Orion Energy Systems, Inc. announced Mark C. Williamson, a long-standing non-employee director of the Board of Directors of Orion Energy Systems, Inc., informed the Board that he decided to voluntarily retire from his position as a director of the Company, effective as of the end of the day on November 10, 2022. Mr. Williamson had served as a director of the Company since April 2009 and was the Company's lead independent director from October 2009 through May 2013. Pursuant to the Company's non-employee director retirement plan, Mr. Williamson is entitled to continued vesting of up to all of his then outstanding unvested restricted stock on the dates when such vesting would have otherwise occurred if Mr. Williamson remained on the Board on such dates a services fee of $200 per hour for any time spent at the Company's request on Company-related matters, plus reimbursement for all out-of-pocket expenses and continued ability to exercise his previously vested but unexercised stock option for up to 10 years from its original grant date (May 28, 2023), pursuant to the terms of the Company's non-employee director retirement plan.

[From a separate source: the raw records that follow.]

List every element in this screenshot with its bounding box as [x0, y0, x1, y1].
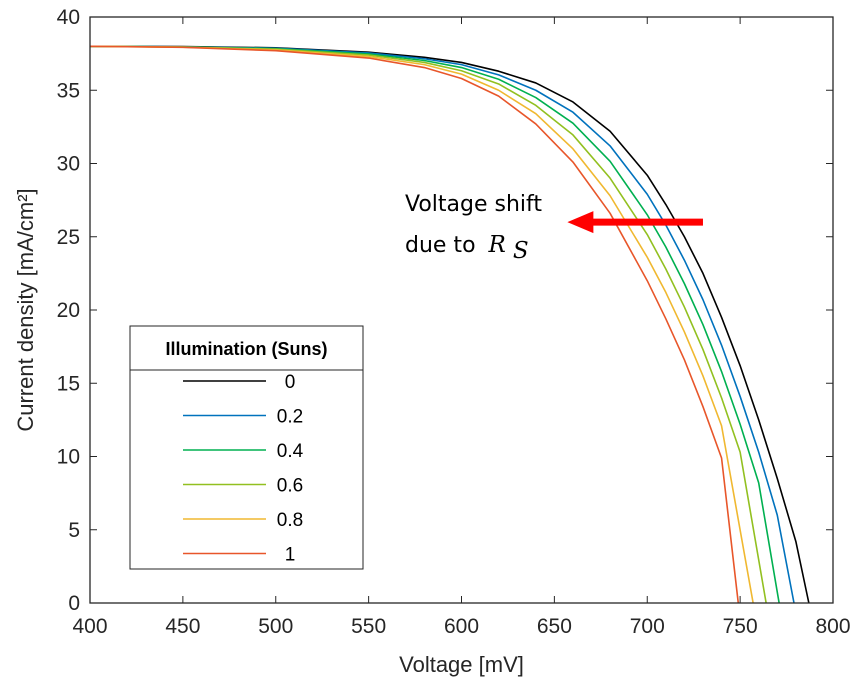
legend-label-5: 1: [285, 545, 296, 566]
annotation-text-line2: due to R S: [405, 232, 529, 264]
annotation-prefix: due to: [405, 233, 476, 258]
ticks-layer: 400 450 500 550 600 650 700 750 8000510152025303…: [57, 6, 851, 638]
legend-label-0: 0: [285, 372, 296, 393]
annotation-math-sub: S: [513, 238, 529, 264]
legend: Illumination (Suns) 0 0.2 0.4 0.6 0.8 1: [129, 325, 364, 570]
y-tick-label: 0: [68, 592, 80, 615]
y-axis-label: Current density [mA/cm²]: [13, 188, 38, 431]
legend-box: [129, 325, 364, 570]
series-line-5: [89, 45, 740, 604]
x-tick-label: 600: [444, 615, 479, 638]
x-tick-label: 700: [630, 615, 665, 638]
y-tick-label: 30: [57, 153, 80, 176]
x-tick-label: 650: [537, 615, 572, 638]
series-line-3: [89, 45, 767, 604]
y-tick-label: 5: [68, 519, 80, 542]
y-tick-label: 25: [57, 226, 80, 249]
series-line-4: [89, 45, 754, 604]
x-axis-label: Voltage [mV]: [399, 652, 524, 677]
legend-label-1: 0.2: [277, 407, 303, 428]
y-tick-label: 15: [57, 372, 80, 395]
series-line-0: [89, 45, 810, 604]
series-line-2: [89, 45, 780, 604]
series-layer: [89, 45, 810, 604]
x-tick-label: 450: [165, 615, 200, 638]
legend-label-4: 0.8: [277, 510, 303, 531]
legend-label-2: 0.4: [277, 441, 304, 462]
legend-items: 0 0.2 0.4 0.6 0.8 1: [183, 372, 304, 566]
annotation-text-line1: Voltage shift: [405, 192, 542, 217]
x-tick-label: 750: [723, 615, 758, 638]
x-tick-label: 550: [351, 615, 386, 638]
annotation-arrow-head: [567, 211, 594, 234]
annotation-math-main: R: [488, 232, 506, 258]
legend-label-3: 0.6: [277, 476, 303, 497]
y-tick-label: 35: [57, 79, 80, 102]
legend-title: Illumination (Suns): [166, 339, 328, 359]
y-tick-label: 20: [57, 299, 80, 322]
y-tick-label: 40: [57, 6, 80, 29]
annotation: Voltage shift due to R S: [405, 192, 703, 264]
y-tick-label: 10: [57, 446, 80, 469]
x-tick-label: 500: [258, 615, 293, 638]
series-line-1: [89, 45, 795, 604]
x-tick-label: 800: [815, 615, 850, 638]
x-tick-label: 400: [72, 615, 107, 638]
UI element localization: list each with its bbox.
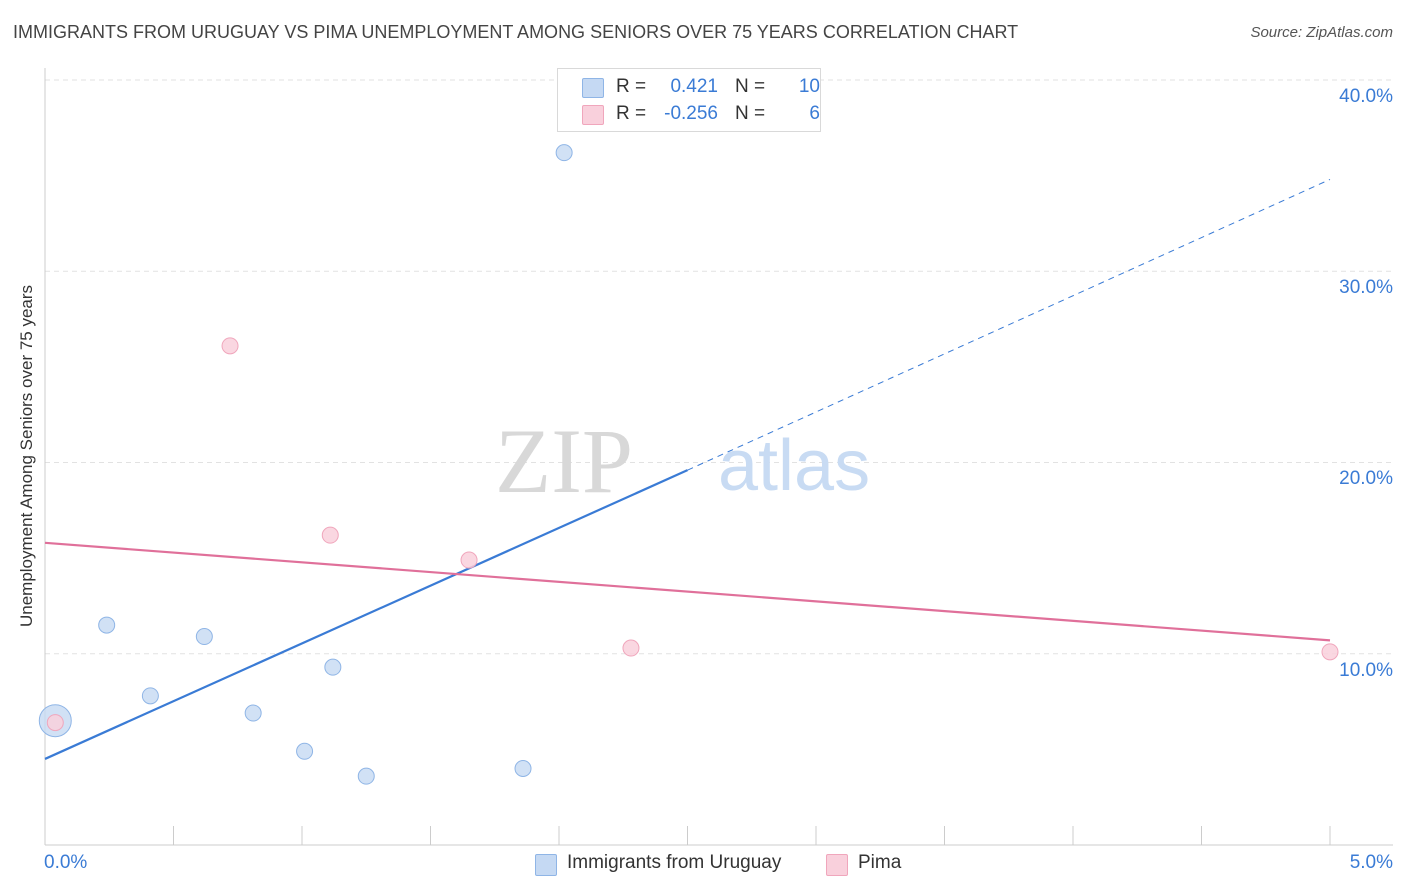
legend-r-label: R =: [616, 76, 647, 97]
uruguay-point-6: [324, 658, 342, 676]
legend-n-label: N =: [735, 103, 766, 124]
uruguay-point-1: [98, 616, 116, 634]
legend-swatch-uruguay: [582, 78, 604, 98]
watermark-atlas: atlas: [718, 426, 870, 506]
bottom-legend-label-pima: Pima: [858, 852, 902, 873]
legend-r-value: -0.256: [664, 103, 718, 124]
y-tick-label-20: 20.0%: [1339, 468, 1393, 489]
uruguay-point-7: [357, 767, 375, 785]
trend-lines: [44, 178, 1331, 760]
uruguay-point-8: [514, 760, 532, 777]
pima-point-0: [46, 714, 64, 732]
watermark-zip: ZIP: [495, 410, 633, 512]
trend-line-pima: [44, 541, 1331, 642]
legend-n-label: N =: [735, 76, 766, 97]
legend-r-value: 0.421: [670, 76, 718, 97]
source-credit: Source: ZipAtlas.com: [1250, 24, 1393, 41]
correlation-legend: R = 0.421 N = 10 R = -0.256 N = 6: [557, 68, 821, 132]
uruguay-point-4: [244, 704, 262, 722]
gridlines: [45, 79, 1393, 655]
data-points: [38, 144, 1339, 785]
bottom-legend-swatch-uruguay: [535, 854, 557, 876]
legend-n-value: 6: [809, 103, 820, 124]
pima-point-2: [321, 526, 339, 544]
legend-r-label: R =: [616, 103, 647, 124]
bottom-legend-label-uruguay: Immigrants from Uruguay: [567, 852, 782, 873]
uruguay-point-5: [296, 742, 314, 760]
y-tick-label-10: 10.0%: [1339, 660, 1393, 681]
uruguay-point-3: [195, 628, 213, 646]
pima-point-1: [221, 337, 239, 355]
legend-swatch-pima: [582, 105, 604, 125]
trend-line-uruguay-extension: [687, 178, 1331, 471]
watermark: ZIP atlas: [495, 410, 870, 512]
bottom-legend-swatch-pima: [826, 854, 848, 876]
x-tick-label-max: 5.0%: [1349, 852, 1393, 873]
x-tick-label-min: 0.0%: [44, 852, 88, 873]
uruguay-point-9: [555, 144, 573, 162]
trend-line-uruguay: [44, 469, 688, 760]
pima-point-5: [1321, 643, 1339, 661]
y-tick-label-30: 30.0%: [1339, 277, 1393, 298]
y-tick-label-40: 40.0%: [1339, 86, 1393, 107]
pima-point-3: [460, 551, 478, 569]
uruguay-point-2: [141, 687, 159, 705]
legend-n-value: 10: [798, 76, 820, 97]
pima-point-4: [622, 639, 640, 657]
chart-title: IMMIGRANTS FROM URUGUAY VS PIMA UNEMPLOY…: [13, 22, 1019, 42]
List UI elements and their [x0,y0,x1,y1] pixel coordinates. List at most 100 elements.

As previously disclosed by the Company, most recently in its Proxy Statement for the Company's 2022 Annual Meeting of Shareholders, filed with the Securities and Exchange Commission on June 21, 2022, in early fiscal 2018, the Board approved the payment of a $30,000 retirement benefit to Mr. Williamson to be effective upon his retirement from the Board, to be applied by Mr. Williamson toward the purchase of Company common stock directly from the Company. On November 10, 2022, the Board approved the following modifications to the Previously Approved Retirement Plan: instead of paying Mr. Williamson $30,000 in cash so that Mr. Williamson could use such cash to directly purchase Company common stock from the Company, upon Mr. Williamson's retirement from the Board on the Retirement Date, the Company issued Mr. Williamson $18,000 worth of newly-issued Company common stock based on the closing price of the Company's common stock on the Retirement Date and paid Mr. Williamson $12,000 in cash so that Mr. Williamson would have the funds necessary to pay his income taxes due on his $30,000 retirement payment.